New data procedures at HMRC

Minimal data transfers, director-level authorisation and maximum encryption introduced

Written by Parliamentary reporter

HM Revenue and Customs staff have been ordered not to transfer taxpayer data outside their offices unless it is " absolutely unavoidable".

The emergency security procedures following the lost disks scandal affecting 25 million personal records were detailed by Treasury Financial Secretary Jane Kennedy at the end of a heated Commons debate on the security breach.

According to Kennedy, HMRC "has established a central team to handle encryption on behalf of the organisation and to ensure the proper level of encryption is used at the proper level".

"All bulk transfers of sensitive data using CDs are being encrypted and password protected where necessary.

"HMRC has removed the facility for staff to use CDs and other removable media, and only in exceptional circumstances and on approval at director level are staff given access," she said.

"HMRC is also investigating the electronic transmission of data. It is consulting with the British Bankers Association and currently undertaking further talks to agree standards for and methods of deploying electronic transfers."

Acting Lib Dem leader Vince Cable warned the House that, based on a single identity valued at £60 on the black market, the lost disks contained data valued at £1.5 billion, "which makes the Brinks Mat robbery the equivalent of stealing the church collection".

Cable questioned ministers about why the data was not transmitted electronically, warned that the move to huge government data bases now threatens "massive data loss and security", and called for a change in the law to apply criminal penalties to officials guilty of negligence or while handling sensitive personal data.
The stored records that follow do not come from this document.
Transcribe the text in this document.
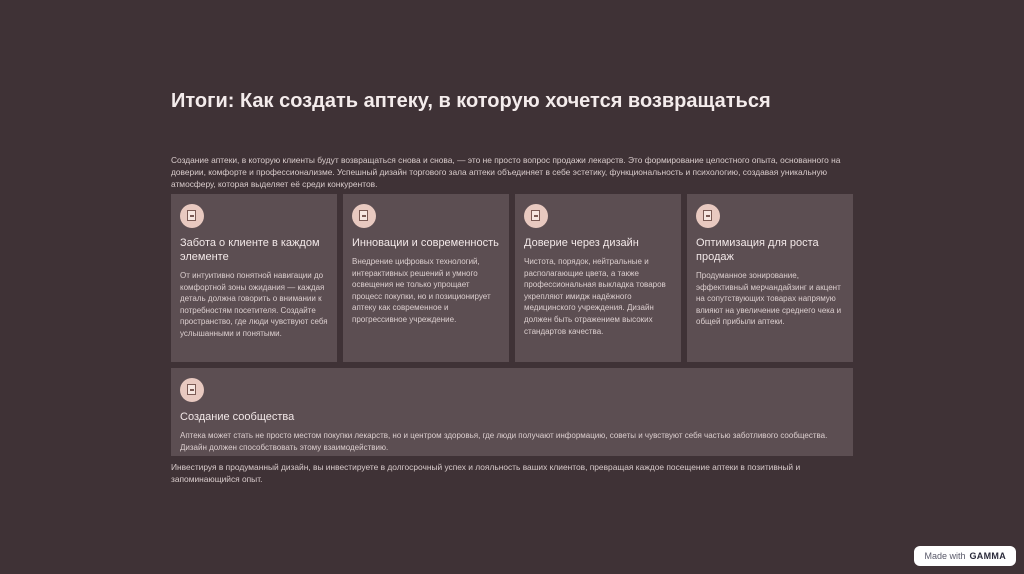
Итоги: Как создать аптеку, в которую хочется возвращаться
Создание аптеки, в которую клиенты будут возвращаться снова и снова, — это не просто вопрос продажи лекарств. Это формирование целостного опыта, основанного на доверии, комфорте и профессионализме. Успешный дизайн торгового зала аптеки объединяет в себе эстетику, функциональность и психологию, создавая уникальную атмосферу, которая выделяет её среди конкурентов.
Забота о клиенте в каждом элементе

От интуитивно понятной навигации до комфортной зоны ожидания — каждая деталь должна говорить о внимании к потребностям посетителя. Создайте пространство, где люди чувствуют себя услышанными и понятыми.

Инновации и современность

Внедрение цифровых технологий, интерактивных решений и умного освещения не только упрощает процесс покупки, но и позиционирует аптеку как современное и прогрессивное учреждение.

Доверие через дизайн

Чистота, порядок, нейтральные и располагающие цвета, а также профессиональная выкладка товаров укрепляют имидж надёжного медицинского учреждения. Дизайн должен быть отражением высоких стандартов качества.

Оптимизация для роста продаж

Продуманное зонирование, эффективный мерчандайзинг и акцент на сопутствующих товарах напрямую влияют на увеличение среднего чека и общей прибыли аптеки.

Создание сообщества

Аптека может стать не просто местом покупки лекарств, но и центром здоровья, где люди получают информацию, советы и чувствуют себя частью заботливого сообщества. Дизайн должен способствовать этому взаимодействию.

Инвестируя в продуманный дизайн, вы инвестируете в долгосрочный успех и лояльность ваших клиентов, превращая каждое посещение аптеки в позитивный и запоминающийся опыт.
Made with GAMMA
Tory shadow chancellor George Osborne derided the government's claim that the breach was the fault of a junior clerk in Newcastle and claimed there is " growing public concern" about the government's "insatiable appetite for more personal data on their citizens".

"Now is the time to scrap the flawed plans for ID cards and a national Identify Register," said Osborne.

But chancellor Alistair Darling accused Osborne of "political knockabout", claiming that ID cards will "strengthen security so that we can be confident that information that is held on us, whether in the public or private sector, is not released to third parties without our consent."